La tâche est aussi rude et beaucoup plus meurtrière que celle des vieux Achéens, car aux successeurs modernes de Mahomet II, qui entrainent leur peuple à sa perte, par une affinité singulière, la lignée rapace et sanguinaire des Hohenzollern a prêté son puissant appui. Nos canons tonnent devant la plaine de Troie ; nos guerriers meurent pour la grande cause du droit et de l'humanité ; le présent rejoint le passé dans l'héroïsme. Une voix éclatante de poète, comme celle du vieil aveugle de Chio, vient de s'élever chez notre sœur latine, pour affirmer devant le monde la force toujours jeune et vivante du patrimoine hellène ; la guerre européenne aura aussi son Iliade, qui exaltera pour toujours dans la mémoire des hommes les exploits de nos héros et les angoisses de nos foyers. Les nations alliées ont reçu l'héritage du feu sacré de l'Hellade et, comme les Lampadodromes de Platon, elles transmettront d'âge en âge les flambeaux de la vie, καθάπερ λαμπάδα τόν βίον παραδίδουσι....

 

FIN DE L'OUVRAGE

 

 

 



[1] Au début de la dernière guerre, la Grèce a mis en ligne 116.000 hommes ; le nombre total des hommes passés sous les drapeaux, pendant les deux campagnes de 1912-1913, a été de 280.000 (A. Andréadès, Journal des Économistes, Mai 1915, p. 225).

[2] On a prétendu que ce rempart serait une invention d'un poète postérieur, parce que dans certains passages du chant XI le poète parle des fossés, sans mentionner le mur que citent d'autres passages. Ces derniers passages seraient donc postérieurs (Croiset, loc. cit., I, p. 144). Ils sont en tout cas bien habilement insérés dans le reste du poème. Et pourquoi ne seraient-ce pas les mentions du chant XI qui auraient été ajoutées postérieurement ? Aucun texte ne résisterait à de semblables critiques.

[3] Loc. cit., p. 242-252, 319 : The great Foray, le grand raid d'Achille.
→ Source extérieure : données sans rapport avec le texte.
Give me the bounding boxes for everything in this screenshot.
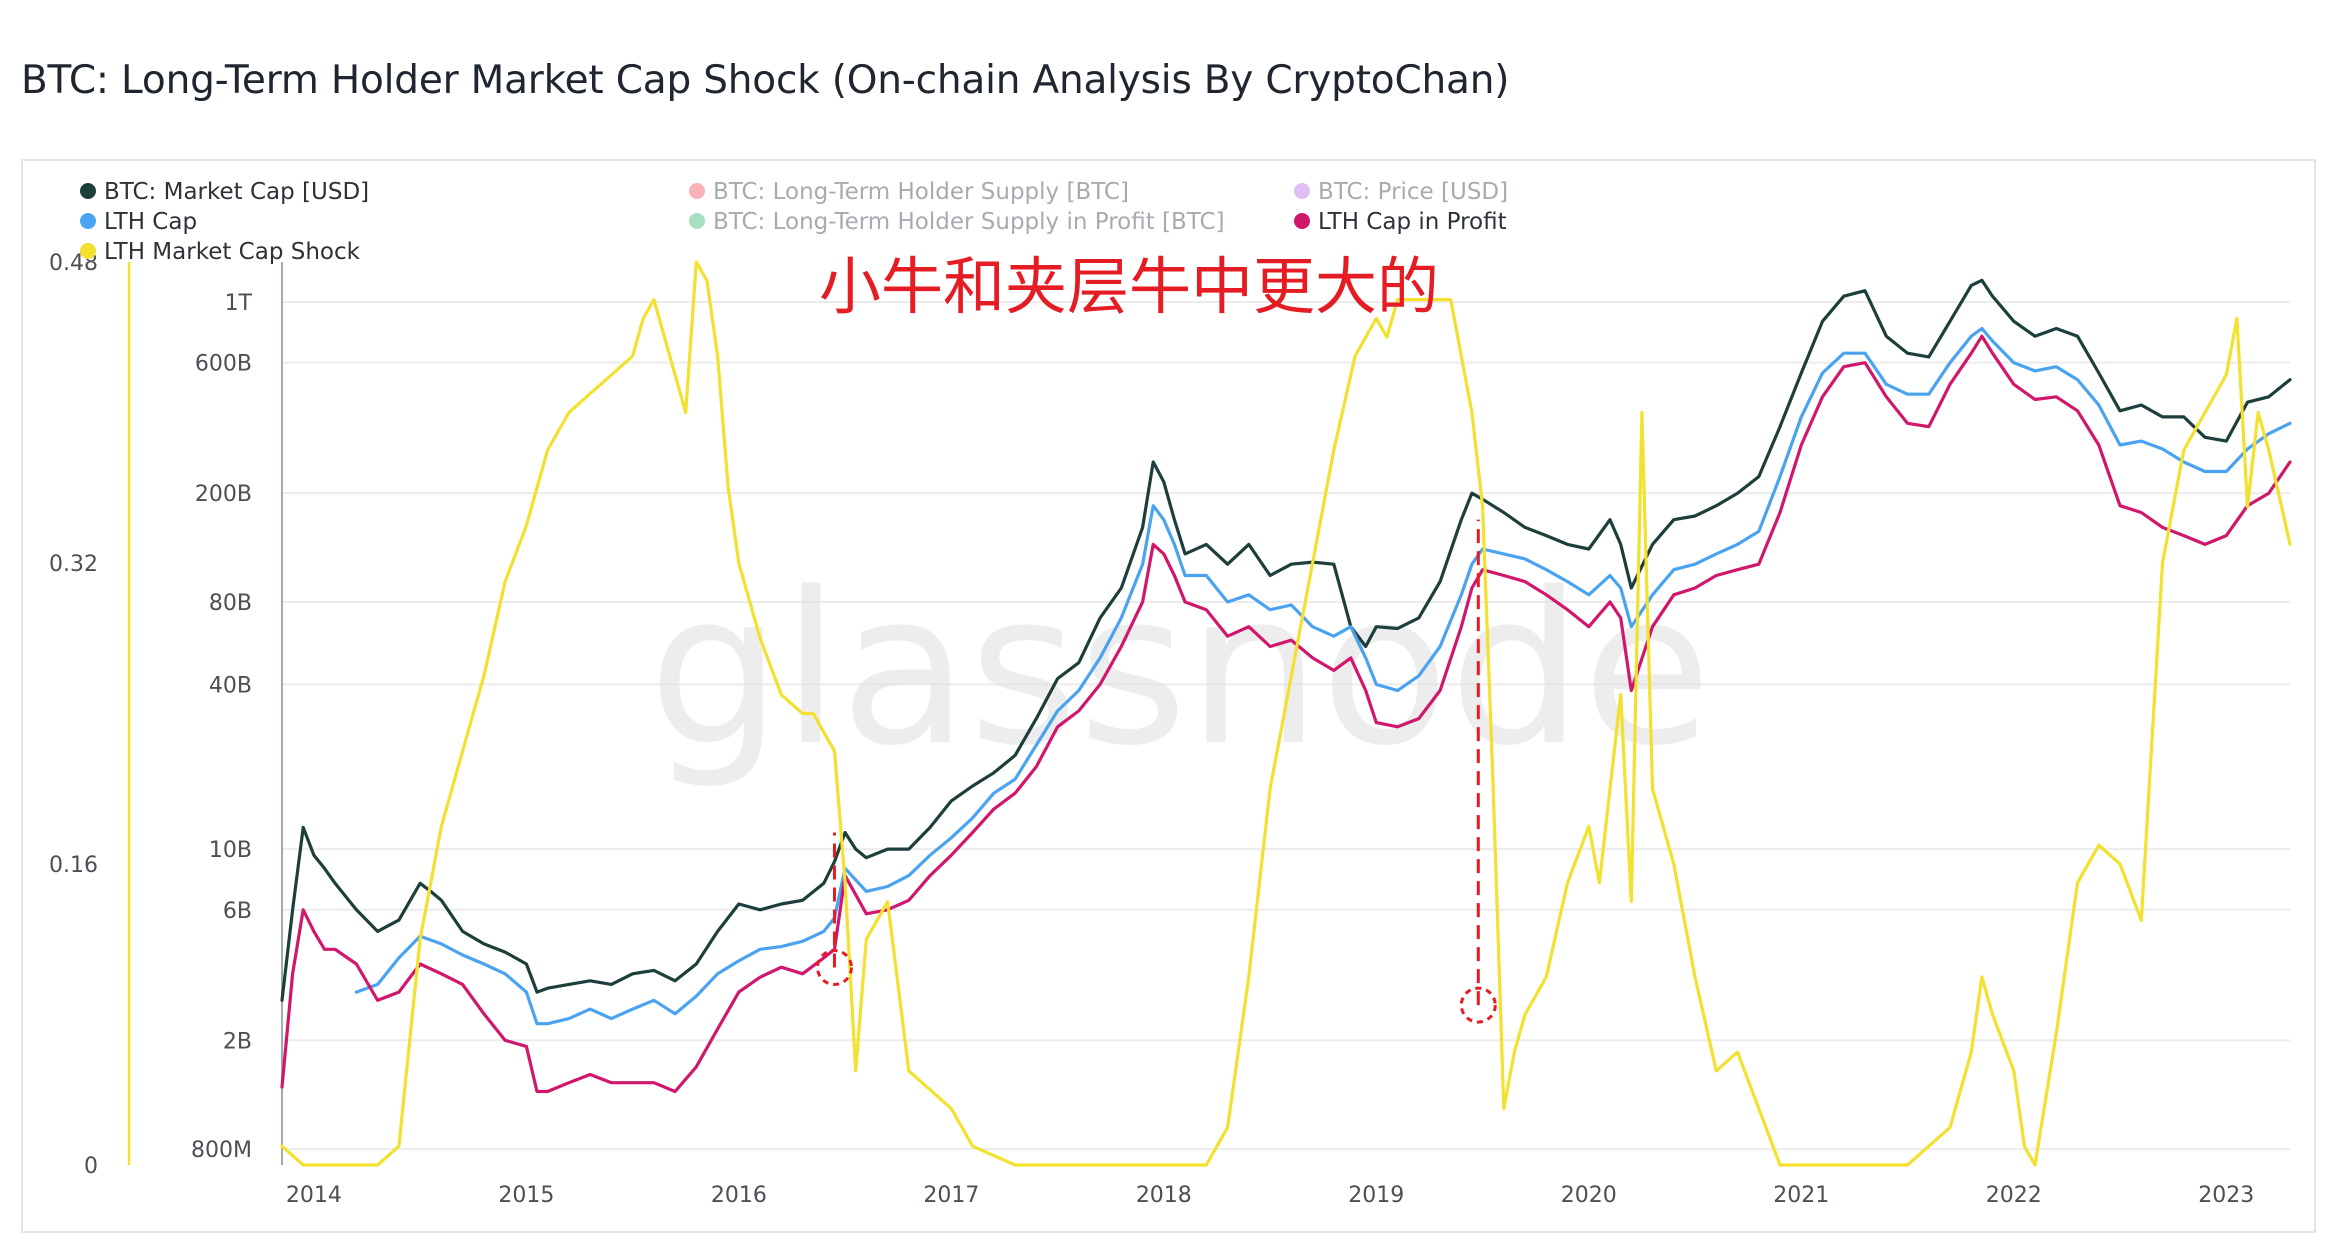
chart-frame <box>21 159 2316 1233</box>
series-layer <box>280 260 2292 1167</box>
y-right-tick-label: 0.32 <box>49 552 98 577</box>
y-left-tick-label: 800M <box>191 1138 252 1163</box>
y-right-tick-label: 0 <box>84 1154 98 1179</box>
x-tick-label: 2017 <box>923 1183 979 1208</box>
legend-swatch <box>689 213 705 229</box>
x-tick-label: 2021 <box>1773 1183 1829 1208</box>
y-left-tick-label: 6B <box>223 899 252 924</box>
y-left-tick-label: 600B <box>195 352 252 377</box>
y-left-tick-label: 1T <box>225 291 253 316</box>
annotation-text: 小牛和夹层牛中更大的 <box>819 250 1439 323</box>
y-left-tick-label: 40B <box>209 673 252 698</box>
x-tick-label: 2015 <box>498 1183 554 1208</box>
series-line-lth-cap-in-profit <box>280 334 2292 1094</box>
legend-label: BTC: Long-Term Holder Supply [BTC] <box>713 179 1129 205</box>
legend-swatch <box>80 183 96 199</box>
legend-label: LTH Cap in Profit <box>1318 209 1507 235</box>
annotation-layer <box>815 519 1497 1024</box>
legend-swatch <box>1294 213 1310 229</box>
y-right-tick-label: 0.16 <box>49 853 98 878</box>
legend-swatch <box>80 243 96 259</box>
legend-label: LTH Market Cap Shock <box>104 239 361 265</box>
watermark: glassnode <box>648 547 1711 792</box>
x-tick-label: 2023 <box>2198 1183 2254 1208</box>
legend-label: BTC: Price [USD] <box>1318 179 1508 205</box>
legend-label: LTH Cap <box>104 209 197 235</box>
x-tick-label: 2016 <box>711 1183 767 1208</box>
x-tick-label: 2022 <box>1986 1183 2042 1208</box>
x-tick-label: 2020 <box>1561 1183 1617 1208</box>
x-tick-label: 2019 <box>1348 1183 1404 1208</box>
x-tick-label: 2014 <box>286 1183 342 1208</box>
legend-swatch <box>80 213 96 229</box>
y-left-tick-label: 200B <box>195 482 252 507</box>
annotation-dashed-circle <box>1459 986 1497 1024</box>
gridlines <box>282 300 2290 1151</box>
series-line-lth-cap <box>354 326 2292 1026</box>
series-line-lth-market-cap-shock <box>280 260 2292 1167</box>
legend-label: BTC: Long-Term Holder Supply in Profit [… <box>713 209 1225 235</box>
legend-swatch <box>689 183 705 199</box>
page-title: BTC: Long-Term Holder Market Cap Shock (… <box>21 58 1510 103</box>
series-line-btc-market-cap-usd <box>280 278 2292 1002</box>
ticks-layer: 1T600B200B80B40B10B6B2B800M0.480.320.160… <box>49 251 2254 1208</box>
y-left-tick-label: 2B <box>223 1029 252 1054</box>
y-left-tick-label: 10B <box>209 838 252 863</box>
legend-swatch <box>1294 183 1310 199</box>
x-tick-label: 2018 <box>1136 1183 1192 1208</box>
legend-label: BTC: Market Cap [USD] <box>104 179 369 205</box>
annotation-dashed-circle <box>815 948 853 986</box>
y-left-tick-label: 80B <box>209 591 252 616</box>
legend: BTC: Market Cap [USD] BTC: Long-Term Hold… <box>80 179 1508 265</box>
Les textes sont rassemblés p. 397-399 ; voici les références : I, 366-369 ; II, 688-693 ; VI, 414-428 ; IX, 128-130 ; IX, 186-188 ; IX, 666-8 ; XI, 101-112 ; XI, 624-6 ; XVI, 152-4 ; XIX, 291-300 ; XX, 89-96 ; XX, 187-194 ; XXIII, 826-9.

[4] A Andréadès, Les Finances grecques au temps d'Homère, Compte rendu des séances et travaux de l'Académie des Sciences Morales et Politiques, avril 1915, p. 434. A. Andréadès pense que cette dépense ne pesait pas sur les Grecs, dont l'armée était nationale et le service gratuit, la charge de l'arme appartenant, comme dans la féodalité, au seigneur ; il signale que le rachat était pratiqué.

[5] Je ne voudrais pas pousser trop loin la tendance à voir dans tous les détails de l'Iliade des faits authentiques, par réaction contre la mythomanie ; mais voici un fait, historique celui-là : au temps de la prime jeunesse de Jeanne d'Arc, lors de l'attaque de la forteresse d'Annery, appartenant aux Messins, un seigneur lorrain profitant de la permission qu'avait obtenue un de ses amis d'introduire dans la ville quelques chariots de vin, remplit les tonneaux d'hommes armés qui, une fois dans la citadelle, la livrèrent au duc de Lorraine. Marcel Hébert, Jeanne d'Arc a-t-elle abjuré ? Paris, E. Nourry, 1914, p. 17.